Age was the only demographic factor significantly affecting our patients’ level of awareness of the roles of anaesthetists, Table 4. This finding is intriguing as older patients are more familiar with the older system of anaesthetist qualifications and roles. However, once again, if the practice of anesthesia was not brought to patient’s awareness through ongoing education and proper role modelling, patients will end up with the implicit type of learning through exposure to the different sources of information like friends, media, and observation during previous surgical experiences. This implicit type of learning is believed to be preserved with healthy aging, and older patients will have the privilege of higher exposure to information through this type of learning.12 The active role of educating patients about this specialty seems to be deficient so far among anaesthetists in our country and unfortunately even in teaching hospitals.

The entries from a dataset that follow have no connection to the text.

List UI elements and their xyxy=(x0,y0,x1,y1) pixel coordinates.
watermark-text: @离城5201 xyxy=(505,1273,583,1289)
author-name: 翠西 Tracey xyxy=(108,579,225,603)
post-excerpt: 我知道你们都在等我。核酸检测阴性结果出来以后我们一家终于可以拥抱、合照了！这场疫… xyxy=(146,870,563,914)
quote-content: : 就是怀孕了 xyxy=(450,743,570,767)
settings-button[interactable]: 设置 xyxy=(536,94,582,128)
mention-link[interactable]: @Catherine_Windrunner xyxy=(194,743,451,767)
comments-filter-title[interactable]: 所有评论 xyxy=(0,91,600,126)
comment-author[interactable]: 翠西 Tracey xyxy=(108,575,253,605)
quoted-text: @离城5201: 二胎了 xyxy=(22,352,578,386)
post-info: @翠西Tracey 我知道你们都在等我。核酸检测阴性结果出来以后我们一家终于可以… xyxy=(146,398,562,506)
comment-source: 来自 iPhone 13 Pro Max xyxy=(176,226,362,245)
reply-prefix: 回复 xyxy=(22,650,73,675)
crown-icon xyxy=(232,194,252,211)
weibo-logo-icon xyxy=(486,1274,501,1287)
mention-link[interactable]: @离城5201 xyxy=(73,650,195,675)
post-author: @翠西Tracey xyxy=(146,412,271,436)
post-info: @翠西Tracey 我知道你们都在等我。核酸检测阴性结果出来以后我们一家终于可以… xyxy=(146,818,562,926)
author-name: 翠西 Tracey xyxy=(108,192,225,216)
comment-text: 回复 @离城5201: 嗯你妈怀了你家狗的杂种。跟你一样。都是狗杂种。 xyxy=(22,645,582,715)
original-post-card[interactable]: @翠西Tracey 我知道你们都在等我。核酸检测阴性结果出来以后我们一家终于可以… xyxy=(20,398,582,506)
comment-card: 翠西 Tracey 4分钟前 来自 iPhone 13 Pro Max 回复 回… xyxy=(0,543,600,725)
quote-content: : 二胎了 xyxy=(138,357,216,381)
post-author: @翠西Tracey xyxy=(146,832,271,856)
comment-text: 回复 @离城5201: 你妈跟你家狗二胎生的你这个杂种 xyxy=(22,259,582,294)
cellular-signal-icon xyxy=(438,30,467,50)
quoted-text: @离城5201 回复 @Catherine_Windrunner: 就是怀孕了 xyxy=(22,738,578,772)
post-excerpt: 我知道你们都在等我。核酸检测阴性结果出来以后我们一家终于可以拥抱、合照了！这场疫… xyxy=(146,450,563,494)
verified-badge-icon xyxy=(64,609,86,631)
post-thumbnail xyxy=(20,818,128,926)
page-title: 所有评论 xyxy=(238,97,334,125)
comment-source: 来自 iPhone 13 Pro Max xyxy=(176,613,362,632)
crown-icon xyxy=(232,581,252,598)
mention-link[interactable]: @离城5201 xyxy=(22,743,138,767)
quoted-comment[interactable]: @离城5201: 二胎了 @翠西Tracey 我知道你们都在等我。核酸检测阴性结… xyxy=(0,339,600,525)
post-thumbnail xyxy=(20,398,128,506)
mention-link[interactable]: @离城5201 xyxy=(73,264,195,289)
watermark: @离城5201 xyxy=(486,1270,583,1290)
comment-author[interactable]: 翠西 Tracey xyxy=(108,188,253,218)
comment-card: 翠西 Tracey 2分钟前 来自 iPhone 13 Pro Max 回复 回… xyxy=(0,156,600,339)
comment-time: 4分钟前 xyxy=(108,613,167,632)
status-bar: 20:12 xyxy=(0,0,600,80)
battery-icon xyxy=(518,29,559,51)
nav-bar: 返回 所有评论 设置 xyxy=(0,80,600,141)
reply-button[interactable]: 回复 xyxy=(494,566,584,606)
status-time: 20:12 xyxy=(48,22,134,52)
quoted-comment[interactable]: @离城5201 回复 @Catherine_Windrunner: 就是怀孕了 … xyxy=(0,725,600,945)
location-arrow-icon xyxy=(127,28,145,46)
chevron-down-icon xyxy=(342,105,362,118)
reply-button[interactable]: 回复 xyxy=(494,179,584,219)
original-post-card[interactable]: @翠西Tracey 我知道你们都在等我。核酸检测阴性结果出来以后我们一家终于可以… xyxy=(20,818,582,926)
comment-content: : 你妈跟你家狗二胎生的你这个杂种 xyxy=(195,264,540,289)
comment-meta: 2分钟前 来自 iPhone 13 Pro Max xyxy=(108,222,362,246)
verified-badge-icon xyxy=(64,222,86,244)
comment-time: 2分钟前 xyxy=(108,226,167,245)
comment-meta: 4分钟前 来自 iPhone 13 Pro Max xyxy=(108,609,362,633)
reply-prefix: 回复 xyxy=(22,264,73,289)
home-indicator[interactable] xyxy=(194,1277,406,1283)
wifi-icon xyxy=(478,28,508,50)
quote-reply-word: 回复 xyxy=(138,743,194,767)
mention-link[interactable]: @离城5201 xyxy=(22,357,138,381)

Regardless of their level of education, there is always a desire amongst patients to know, and efforts in this regard are mandatory to increase awareness of the specialty.13,14 The benefits of educating patients about anesthesia and what to expect from their anaesthetists are multiple. Patients’ fear from the loss of control over their own bodies during anesthesia can negatively affect their perioperative course of management to the extent that they may choose to cancel their surgeries. Enlightening patients with the details of their perioperative anesthetic care in terms of personnel and practice, will alleviate much of their anxiety and make them feel better in control over this part of their hospital experience.15,16 On the other hand, anaesthetists will be able to build rapport with their patients during their preoperative physician-patient encounters.4,17 This rapport fosters the trust and confidence of patients in their anaesthetists and will help improve the poor public image of the practice of anesthesia and even reduce incidence of malpractice litigations.4,18 The patients’ perception and knowledge of the practice of anesthesia was shown to be improved by active patient education endeavors.15 This education can take multiple forms which include: preoperative assessment clinics, informative preoperative visits, use of educational videos, use of public media, educating other health professionals about anesthesia, and getting anaesthetists involved in administrative hospital committees.4,19,20,21
Our study results gave an idea about the current state of patients’ perception of anesthesia and anaesthetists in Jordan. We believe that results represent an addition to the medical literature from this part of the world in this field and can be used as a reference for any future studies in this regard.